In the scenario where we have 1000 entries (unique keys) entering cosmos per minute, is it safe to use /id as the partition key?

In particular, there is the concept of Logical Partitions https://docs.microsoft.com/en-us/azure/cosmos-db/partition-data The graphic here scares me a little bit, showing that the logical partitions are actual entities (Ex. "city": "London"). If I have an 8 hour TTL and 1000 entries per minute, I don't necessarily want 480,000 logical partitions that cosmos needs to manage.

What I imagine happens is that the value of the partition key is simply hashed and modulo with the number of physical partitions, ex. https://docs.microsoft.com/en-us/azure/cosmos-db/partitioning-overview#choose-partitionkey indicates that this is true in the "Logical Partition Mangement" section. Furthermore, the "Choosing a Partition Key" section suggests (but does not actually state) that /id would be a fantastic partition key, as it doesn't have to worry about the 10GB limit, throughput limit, no hot spots, wide (huge) range of values, and since the application doesnt need to filter on anything except the id, cross partition queries wont be an issue for this use case.

In summary, do I need to worry about the memory/CPU/etc overhead of hundreds of thousands of partition key values (logical partitions)? The docs indicate the more values of the partition key is better, but don't say if its possible to have too many values.

2
While there's no "worry" per se, regarding storage when using /id as partition key (given that max logical partition size is 10GB), keep in mind that if you are searching for documents based on a property other than id, and id is partition key, you will be forced to do a cross-partition query (in other words, the query will be applied to every single logical partition). This is due to a query being scoped to a single partition. If you only retrieve documents by id then this isn't an issue. Just think about that when it comes to query performance.David Makogon
If you do query on anything other than id: Before committing to id as partition key, it might be worth benchmarking to see what your RU costs will be, when querying against a property other than id (you'll need to enable cross-partition query in the query options). You might find that a different partition key suits your query use-cases better.David Makogon
Currently yes, it will just be against the ID. Regarding your first comment, are you saying the cross partition query is ran against every logical partition (Huge number), as opposed to every physical partition (Just a few)? That is somewhat concerning.user2770791

2 Answers

20
votes

I am from the Cosmos DB engineering team.
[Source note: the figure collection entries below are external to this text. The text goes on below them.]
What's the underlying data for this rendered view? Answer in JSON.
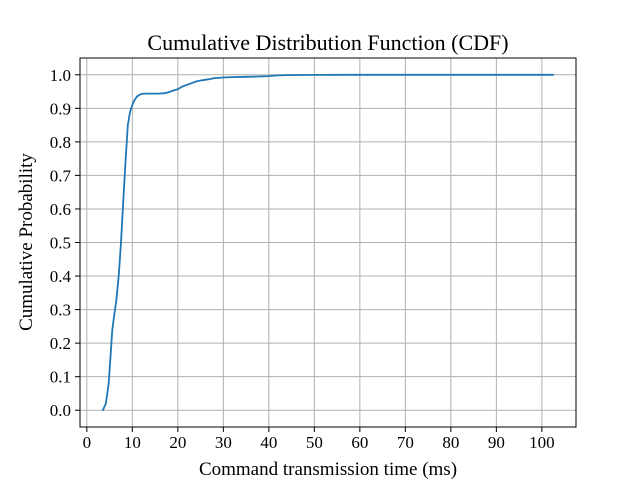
{
  "chart_data": {
    "type": "line",
    "title": "Cumulative Distribution Function (CDF)",
    "xlabel": "Command transmission time (ms)",
    "ylabel": "Cumulative Probability",
    "xlim": [
      -1.5,
      107.5
    ],
    "ylim": [
      -0.05,
      1.05
    ],
    "xticks": [
      0,
      10,
      20,
      30,
      40,
      50,
      60,
      70,
      80,
      90,
      100
    ],
    "yticks": [
      0.0,
      0.1,
      0.2,
      0.3,
      0.4,
      0.5,
      0.6,
      0.7,
      0.8,
      0.9,
      1.0
    ],
    "ytick_labels": [
      "0.0",
      "0.1",
      "0.2",
      "0.3",
      "0.4",
      "0.5",
      "0.6",
      "0.7",
      "0.8",
      "0.9",
      "1.0"
    ],
    "grid": true,
    "series": [
      {
        "color": "#1f77b4",
        "x": [
          3.5,
          4.2,
          4.8,
          5.2,
          5.6,
          6.0,
          6.5,
          7.0,
          7.5,
          8.0,
          8.5,
          9.0,
          9.5,
          10.0,
          10.5,
          11.0,
          11.5,
          12.0,
          13.0,
          14.0,
          15.0,
          16.0,
          17.0,
          18.0,
          19.0,
          20.0,
          21.0,
          22.0,
          23.0,
          24.0,
          25.0,
          26.0,
          27.0,
          28.0,
          30.0,
          32.0,
          35.0,
          38.0,
          40.0,
          42.0,
          44.0,
          50.0,
          60.0,
          70.0,
          80.0,
          90.0,
          100.0,
          102.5
        ],
        "y": [
          0.0,
          0.02,
          0.08,
          0.16,
          0.24,
          0.28,
          0.33,
          0.4,
          0.5,
          0.62,
          0.74,
          0.85,
          0.89,
          0.91,
          0.925,
          0.935,
          0.94,
          0.943,
          0.944,
          0.944,
          0.944,
          0.944,
          0.945,
          0.948,
          0.953,
          0.957,
          0.965,
          0.97,
          0.975,
          0.98,
          0.983,
          0.985,
          0.987,
          0.99,
          0.992,
          0.993,
          0.994,
          0.995,
          0.996,
          0.998,
          0.999,
          0.9995,
          1.0,
          1.0,
          1.0,
          1.0,
          1.0,
          1.0
        ]
      }
    ]
  }
}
You don't have to worry about the number of logical partition keys that are created on a Cosmos DB collection/container. As long as the partition key is an appropriate choice for your writes (subject to a per-logical partition key cap of 10GB) and queries, you should be good.

4
votes

Implications are:

  1. best cardinality
  2. easy&fast&cheap document reads

  3. no transactions as transaction scope is partition key

  4. queries by anything other than id will be cross-partition

PS. I can hardly imagine the case for not needing anything but by id reads/queries. except maybe for document caching (combined with TTL).